Last year I volunteered to
mentor a student at a Harlem School.
It
didn’t go so well. The student quit
halfway through the program. I am back
this year to try again.
The program is run through
Fordham Law School and is called LEEAP (Legal Economic and Educational
Advancement Program). Today begins the first of four spring sessions. There are nine mentors and nine student
scholars. The mentors are there to help
the school’s star juniors begin to navigate the college application process.

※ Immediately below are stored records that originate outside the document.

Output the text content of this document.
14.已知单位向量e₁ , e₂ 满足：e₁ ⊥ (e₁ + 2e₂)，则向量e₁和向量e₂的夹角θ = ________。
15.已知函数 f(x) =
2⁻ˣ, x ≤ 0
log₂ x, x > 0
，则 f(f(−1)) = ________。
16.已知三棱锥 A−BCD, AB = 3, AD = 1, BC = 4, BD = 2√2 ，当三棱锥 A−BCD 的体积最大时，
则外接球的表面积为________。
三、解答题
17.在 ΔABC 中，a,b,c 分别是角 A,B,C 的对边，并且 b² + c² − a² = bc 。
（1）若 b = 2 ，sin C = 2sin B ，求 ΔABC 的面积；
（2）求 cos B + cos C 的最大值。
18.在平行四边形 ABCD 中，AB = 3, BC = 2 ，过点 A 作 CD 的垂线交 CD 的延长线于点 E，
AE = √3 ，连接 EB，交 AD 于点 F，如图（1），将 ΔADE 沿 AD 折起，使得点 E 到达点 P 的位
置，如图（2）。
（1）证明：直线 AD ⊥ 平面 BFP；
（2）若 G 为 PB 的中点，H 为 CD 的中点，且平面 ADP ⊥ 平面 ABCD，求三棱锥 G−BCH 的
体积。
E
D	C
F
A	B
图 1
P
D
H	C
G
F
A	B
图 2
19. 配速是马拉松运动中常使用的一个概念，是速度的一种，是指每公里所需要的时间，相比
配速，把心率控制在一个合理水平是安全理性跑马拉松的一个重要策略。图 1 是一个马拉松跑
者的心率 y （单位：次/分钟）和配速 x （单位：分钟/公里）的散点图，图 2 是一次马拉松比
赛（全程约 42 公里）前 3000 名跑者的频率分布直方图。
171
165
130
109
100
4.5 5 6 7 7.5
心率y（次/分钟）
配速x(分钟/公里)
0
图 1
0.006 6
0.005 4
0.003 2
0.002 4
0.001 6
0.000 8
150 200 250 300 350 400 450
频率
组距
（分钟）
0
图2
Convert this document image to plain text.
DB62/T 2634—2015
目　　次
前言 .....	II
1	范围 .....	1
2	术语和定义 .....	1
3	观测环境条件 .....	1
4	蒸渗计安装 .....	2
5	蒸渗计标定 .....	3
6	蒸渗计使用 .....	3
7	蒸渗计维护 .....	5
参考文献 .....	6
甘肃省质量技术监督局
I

This school could not be more
different from Horace Mann, the school Alexander attended. There, everyone is college bound. Everyone knows all the top schools, probably
before they enter high school. And everyone ends up at a name school.
Here it’s different.
I
meet a boy who wants to go to Med School and become a Sports Medicine
Doctor. But he tells he doesn’t like
science. Perhaps he doesn’t know that a pre-med student must take lots of science courses.
Another
girl wants to go to college so someday she’ll be able to read to her kids. “My mom doesn’t know how to read, so I grew
up with no one reading to me,” she admits to the group.
One
boy is debating between going to college and entering the military.
And
the lovely girl I’ll be working with tells me she wants to major in art. She lives in a Manhattan neighborhood where
her concerned mother doesn’t like her to be outside, because “the streets near my
home aren’t safe.”
It is such a different world, and
geographically so close to my own. It's easy to forget how lucky my son is, and all the advantages he's been given.
I remember a picture I took today on my walk to the school. Tulips. I actually stopped and smelled them.